Aranżacja wnętrz to swoisty patchwork. Podłoga w łazience ułożona jest z wzorzystych, marokańskich płyt cementowych, komponujących się z betonowymi płytami na ścianach. Od salonu oddziela łazienkę ściana z luksferów. Dzięki temu wpada tu światło, a całość robi ogromne wrażenie. W salonie stoi kanapa z czterech elementów. Można je ze sobą dowolnie łączyć, tworząc na przykład dwie sofy albo cztery fotele. Obok stoi metalowe dmuchane krzesło Oskara Zięty. Widoczne są dekoracje w stylu New Mexico, a także lampy, grzejniki i różne dodatki - charakterystyczne dla industrialnych wnętrz nowojorskich loftów. To eklektyczny, choć minimalny loft dla nowoczesnej pary.

Jak w paryskim metrze

Architekt Katarzyna Patyrak dobrze wiedziała, czego chce, i sama zaplanowała wszystko. W swoim lofcie typu studio kolory, meble i dodatki dobrała oszczędnie.
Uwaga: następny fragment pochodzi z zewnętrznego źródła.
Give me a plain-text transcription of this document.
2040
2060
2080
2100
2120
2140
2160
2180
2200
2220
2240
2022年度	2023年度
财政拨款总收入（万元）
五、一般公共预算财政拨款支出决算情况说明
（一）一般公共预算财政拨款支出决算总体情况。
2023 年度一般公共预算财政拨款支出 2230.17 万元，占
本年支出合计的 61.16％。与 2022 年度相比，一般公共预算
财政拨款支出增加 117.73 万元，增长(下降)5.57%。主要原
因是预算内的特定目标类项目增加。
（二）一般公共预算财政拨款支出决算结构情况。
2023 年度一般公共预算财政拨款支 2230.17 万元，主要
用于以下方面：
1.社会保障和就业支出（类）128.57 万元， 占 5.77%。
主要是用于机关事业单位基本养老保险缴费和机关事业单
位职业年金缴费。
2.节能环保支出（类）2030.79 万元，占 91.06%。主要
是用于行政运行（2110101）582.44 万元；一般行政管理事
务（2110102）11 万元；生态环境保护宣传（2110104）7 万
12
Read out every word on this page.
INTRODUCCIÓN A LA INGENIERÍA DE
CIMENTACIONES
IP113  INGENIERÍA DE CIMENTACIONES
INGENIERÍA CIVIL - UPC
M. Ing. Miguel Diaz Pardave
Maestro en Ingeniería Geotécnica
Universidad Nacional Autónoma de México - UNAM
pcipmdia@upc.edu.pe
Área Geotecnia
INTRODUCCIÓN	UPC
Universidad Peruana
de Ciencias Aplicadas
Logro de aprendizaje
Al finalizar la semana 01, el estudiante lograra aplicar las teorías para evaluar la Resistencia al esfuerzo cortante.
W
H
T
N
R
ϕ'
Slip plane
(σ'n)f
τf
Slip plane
Postawiłam na klasyczną czerń i biel oraz modną szarość. W połączeniu z dębowymi podłogami
i blatami, dekoracyjnym tynkiem oraz industrialnymi lampami tworzą spójną całość. Dopełnieniem będą pamiątki przywiezione z podróży

- mówi Katarzyna Patyrak, mieszkanka loftu Nowej Papierni, która studio będzie dzieliła ze swoim partnerem.

Jest tu duża narożna sofa - w dzień pełniąca funkcję relaksacyjną, a wieczorem łóżka do spania. Nad nią na jednej ze ścian znalazły się lewitujące półki na książki. Podłoga aneksu kuchennego i blat jest wykonany z tego samego drewna dębowego i doskonale pasują do surowego wnętrza.

Katarzyna Patyrak miała ciekawy pomysł na łazienkę. Do połowy wysokości ściany są wykończone białymi kafelkami-cegiełkami, którymi na początku ubiegłego wieku wykładano paryskie czy nowojorskie korytarze metra. Natomiast wyżej - przygotowany tańszą, domową metodą z mieszaniny białego kleju, bejcy i barwnika - ciemnozielony tynk dekoracyjny.

Lofty w Nowej Papierni

Lofty powstały w budynkach po fabryce papieru z końca XIX wieku. Mają ceglane ściany, łukowe stropy, a na dobudowanych piętrach beton, który dobrze kontrastuje z czerwienią historycznej cegły. Prawie każdy mebel tu pasuje. Takie mieszkania wybierają indywidualiści. Cenią poprzemysłowy klimat wnętrz oraz wysokie pomieszczenia z dużymi oknami i portfenetrami.